Analytical methods
Samples from the reactors were immediately filtered on 0.45 µm polyvinylidene fluoride membranes (Millipore, USA) and stored at -20°C until analysis. Volatile fatty acids (VFAs; formate to valerate), lactate, succinate and glucose were analysed using high performance liquid chromatograph (HPLC) method described previously (Rombouts et al., 2019). Ethanol was analysed using a gas chromatography (GC) method described previously (Rombouts et al., 2019). The off-gases were monitored on-line for H2 and CO2 by a connection to a NGA 2000 MLT 1 Multicomponent analyser (Rosemount, Shakopee, Minnesota, USA). Data acquisition (base, H2, CO2) was made using a BBI systems MFCS/win 2.1 (Sartorius, Göttingen, Germany).
Methane was measured manually using GC with a Varian CP 3800 (Varian Medical Systems, Palo Alto, California, USA) equipped with a MolSieve capillary column (1.2 m x 1 mm; 13 x 80/100 mesh, 50 °C) and a thermal conductivity detector (200 °C) with N2 as a carrier gas (2 mL min-1).

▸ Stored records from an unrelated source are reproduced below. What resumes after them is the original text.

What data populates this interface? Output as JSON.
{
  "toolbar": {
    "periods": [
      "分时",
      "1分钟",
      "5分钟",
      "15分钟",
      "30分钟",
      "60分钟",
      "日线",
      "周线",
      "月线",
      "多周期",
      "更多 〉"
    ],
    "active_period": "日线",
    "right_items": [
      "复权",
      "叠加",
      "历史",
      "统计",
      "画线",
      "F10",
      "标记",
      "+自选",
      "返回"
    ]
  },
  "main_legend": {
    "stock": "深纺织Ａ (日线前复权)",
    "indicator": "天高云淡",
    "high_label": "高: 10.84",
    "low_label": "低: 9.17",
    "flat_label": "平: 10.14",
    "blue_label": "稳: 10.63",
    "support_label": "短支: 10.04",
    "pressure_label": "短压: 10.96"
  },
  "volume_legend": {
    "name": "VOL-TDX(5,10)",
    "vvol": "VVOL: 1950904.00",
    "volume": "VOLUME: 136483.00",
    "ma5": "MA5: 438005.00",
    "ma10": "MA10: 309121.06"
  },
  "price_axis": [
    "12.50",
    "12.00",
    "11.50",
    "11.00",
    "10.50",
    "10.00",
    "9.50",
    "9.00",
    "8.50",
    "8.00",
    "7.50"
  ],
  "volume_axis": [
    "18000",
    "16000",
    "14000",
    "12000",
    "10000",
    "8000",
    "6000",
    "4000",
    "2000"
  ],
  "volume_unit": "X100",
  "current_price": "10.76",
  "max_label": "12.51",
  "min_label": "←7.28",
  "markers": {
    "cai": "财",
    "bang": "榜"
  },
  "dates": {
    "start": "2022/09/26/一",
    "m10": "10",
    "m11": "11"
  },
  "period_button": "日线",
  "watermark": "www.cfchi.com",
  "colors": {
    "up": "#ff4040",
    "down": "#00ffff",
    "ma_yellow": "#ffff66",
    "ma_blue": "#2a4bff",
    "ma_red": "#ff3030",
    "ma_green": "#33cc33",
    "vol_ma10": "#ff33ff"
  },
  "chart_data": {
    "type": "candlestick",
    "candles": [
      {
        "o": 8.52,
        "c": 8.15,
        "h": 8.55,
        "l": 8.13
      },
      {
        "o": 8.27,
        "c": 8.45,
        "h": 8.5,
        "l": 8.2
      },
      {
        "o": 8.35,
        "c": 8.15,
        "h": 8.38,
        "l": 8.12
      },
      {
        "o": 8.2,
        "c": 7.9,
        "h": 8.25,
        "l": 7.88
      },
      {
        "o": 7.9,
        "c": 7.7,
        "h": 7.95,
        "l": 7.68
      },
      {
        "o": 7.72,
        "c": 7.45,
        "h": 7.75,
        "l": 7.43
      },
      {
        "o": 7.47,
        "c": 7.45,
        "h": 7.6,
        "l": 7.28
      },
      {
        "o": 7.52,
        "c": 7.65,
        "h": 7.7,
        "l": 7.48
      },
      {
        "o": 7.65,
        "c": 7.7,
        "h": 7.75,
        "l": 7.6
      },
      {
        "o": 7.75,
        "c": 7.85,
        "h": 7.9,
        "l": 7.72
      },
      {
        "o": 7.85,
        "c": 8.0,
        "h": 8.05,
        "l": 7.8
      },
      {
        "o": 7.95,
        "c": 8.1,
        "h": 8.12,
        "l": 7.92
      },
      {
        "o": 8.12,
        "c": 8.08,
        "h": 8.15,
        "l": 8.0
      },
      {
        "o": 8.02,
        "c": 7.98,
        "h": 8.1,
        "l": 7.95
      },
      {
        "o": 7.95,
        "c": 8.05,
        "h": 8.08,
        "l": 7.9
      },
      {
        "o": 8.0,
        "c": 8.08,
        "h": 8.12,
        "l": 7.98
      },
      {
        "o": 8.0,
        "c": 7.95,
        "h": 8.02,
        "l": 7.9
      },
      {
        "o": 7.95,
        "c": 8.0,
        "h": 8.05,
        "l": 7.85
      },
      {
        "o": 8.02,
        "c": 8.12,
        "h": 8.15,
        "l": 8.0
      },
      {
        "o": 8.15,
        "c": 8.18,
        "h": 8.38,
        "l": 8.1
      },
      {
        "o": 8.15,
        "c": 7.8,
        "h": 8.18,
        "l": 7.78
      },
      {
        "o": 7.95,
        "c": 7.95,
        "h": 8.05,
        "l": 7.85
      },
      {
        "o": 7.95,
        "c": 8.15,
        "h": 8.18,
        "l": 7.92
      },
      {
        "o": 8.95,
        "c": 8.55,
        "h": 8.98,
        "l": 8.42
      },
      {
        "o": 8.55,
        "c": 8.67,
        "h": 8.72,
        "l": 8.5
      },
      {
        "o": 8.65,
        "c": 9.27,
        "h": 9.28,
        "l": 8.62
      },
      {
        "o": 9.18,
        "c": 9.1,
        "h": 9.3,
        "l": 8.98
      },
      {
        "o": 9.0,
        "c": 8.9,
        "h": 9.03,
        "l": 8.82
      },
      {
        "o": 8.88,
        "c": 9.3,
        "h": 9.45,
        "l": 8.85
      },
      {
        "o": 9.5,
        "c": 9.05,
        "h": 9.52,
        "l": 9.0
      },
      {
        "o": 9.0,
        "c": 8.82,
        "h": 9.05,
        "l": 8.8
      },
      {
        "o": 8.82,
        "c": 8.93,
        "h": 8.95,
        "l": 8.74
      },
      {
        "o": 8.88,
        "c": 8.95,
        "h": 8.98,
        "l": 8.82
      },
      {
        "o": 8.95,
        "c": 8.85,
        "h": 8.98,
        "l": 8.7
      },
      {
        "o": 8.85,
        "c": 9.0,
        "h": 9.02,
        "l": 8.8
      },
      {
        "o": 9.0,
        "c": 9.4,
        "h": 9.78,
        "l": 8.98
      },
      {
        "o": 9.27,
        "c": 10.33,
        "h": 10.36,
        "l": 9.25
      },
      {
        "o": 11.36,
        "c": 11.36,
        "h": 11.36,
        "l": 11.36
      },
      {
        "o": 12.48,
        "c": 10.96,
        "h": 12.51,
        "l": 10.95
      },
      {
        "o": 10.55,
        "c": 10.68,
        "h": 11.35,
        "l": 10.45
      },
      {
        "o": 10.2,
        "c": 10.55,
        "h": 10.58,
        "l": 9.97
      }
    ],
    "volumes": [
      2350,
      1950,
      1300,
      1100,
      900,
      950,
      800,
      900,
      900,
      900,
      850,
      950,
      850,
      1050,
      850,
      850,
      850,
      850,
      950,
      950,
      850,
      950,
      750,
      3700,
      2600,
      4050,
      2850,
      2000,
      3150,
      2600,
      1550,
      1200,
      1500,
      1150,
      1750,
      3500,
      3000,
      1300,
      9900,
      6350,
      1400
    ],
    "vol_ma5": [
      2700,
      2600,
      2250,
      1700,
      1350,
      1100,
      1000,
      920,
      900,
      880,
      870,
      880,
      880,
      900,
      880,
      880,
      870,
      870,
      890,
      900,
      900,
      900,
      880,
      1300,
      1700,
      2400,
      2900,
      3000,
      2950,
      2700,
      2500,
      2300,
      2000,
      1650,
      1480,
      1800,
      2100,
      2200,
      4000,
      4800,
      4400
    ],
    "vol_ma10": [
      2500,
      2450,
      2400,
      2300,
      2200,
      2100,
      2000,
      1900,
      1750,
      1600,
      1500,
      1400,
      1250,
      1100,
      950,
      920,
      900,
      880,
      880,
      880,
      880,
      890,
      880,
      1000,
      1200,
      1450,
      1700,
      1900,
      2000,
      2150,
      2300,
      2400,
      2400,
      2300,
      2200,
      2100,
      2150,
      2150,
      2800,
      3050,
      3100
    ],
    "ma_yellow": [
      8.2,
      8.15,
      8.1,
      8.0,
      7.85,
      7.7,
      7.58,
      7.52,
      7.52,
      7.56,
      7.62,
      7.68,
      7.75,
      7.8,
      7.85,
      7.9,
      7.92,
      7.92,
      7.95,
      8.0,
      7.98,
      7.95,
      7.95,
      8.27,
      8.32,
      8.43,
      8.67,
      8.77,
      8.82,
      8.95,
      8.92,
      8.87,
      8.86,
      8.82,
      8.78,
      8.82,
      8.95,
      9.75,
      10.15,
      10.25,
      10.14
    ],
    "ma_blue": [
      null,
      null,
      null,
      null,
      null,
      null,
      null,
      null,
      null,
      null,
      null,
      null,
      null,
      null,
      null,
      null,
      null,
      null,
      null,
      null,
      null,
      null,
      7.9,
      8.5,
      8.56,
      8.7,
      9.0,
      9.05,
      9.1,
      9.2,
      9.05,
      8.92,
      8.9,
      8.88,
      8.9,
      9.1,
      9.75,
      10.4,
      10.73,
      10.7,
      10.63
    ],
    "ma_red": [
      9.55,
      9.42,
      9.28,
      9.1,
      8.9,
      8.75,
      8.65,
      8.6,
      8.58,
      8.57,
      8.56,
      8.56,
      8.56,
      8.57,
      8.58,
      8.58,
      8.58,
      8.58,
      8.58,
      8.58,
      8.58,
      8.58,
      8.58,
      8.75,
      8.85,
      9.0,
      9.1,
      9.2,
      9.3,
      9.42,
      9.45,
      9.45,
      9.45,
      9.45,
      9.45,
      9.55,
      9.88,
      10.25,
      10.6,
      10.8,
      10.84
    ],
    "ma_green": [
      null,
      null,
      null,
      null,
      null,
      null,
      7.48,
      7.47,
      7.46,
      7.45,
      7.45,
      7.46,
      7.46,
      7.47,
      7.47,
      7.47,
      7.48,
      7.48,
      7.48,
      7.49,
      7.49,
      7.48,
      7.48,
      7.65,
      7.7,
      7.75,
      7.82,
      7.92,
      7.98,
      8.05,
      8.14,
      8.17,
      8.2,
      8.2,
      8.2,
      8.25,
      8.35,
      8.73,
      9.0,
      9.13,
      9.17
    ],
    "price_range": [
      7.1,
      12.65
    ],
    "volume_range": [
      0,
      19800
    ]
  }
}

Biomass concentration was measured using a standard method which relies on centrifugation of 150 mL to separate the cells from the medium, drying these solids to obtain the total suspended solids (TSS) and burning these solids at 550 °C to determine the amount of volatile suspended solids (VSS) (APHA, 1998). This analysis was coupled to absorbance measurement at 660 nm to establish a correlation. Absorbance values were used to calculate the biomass concentration during the cycle analysis and batch experiments.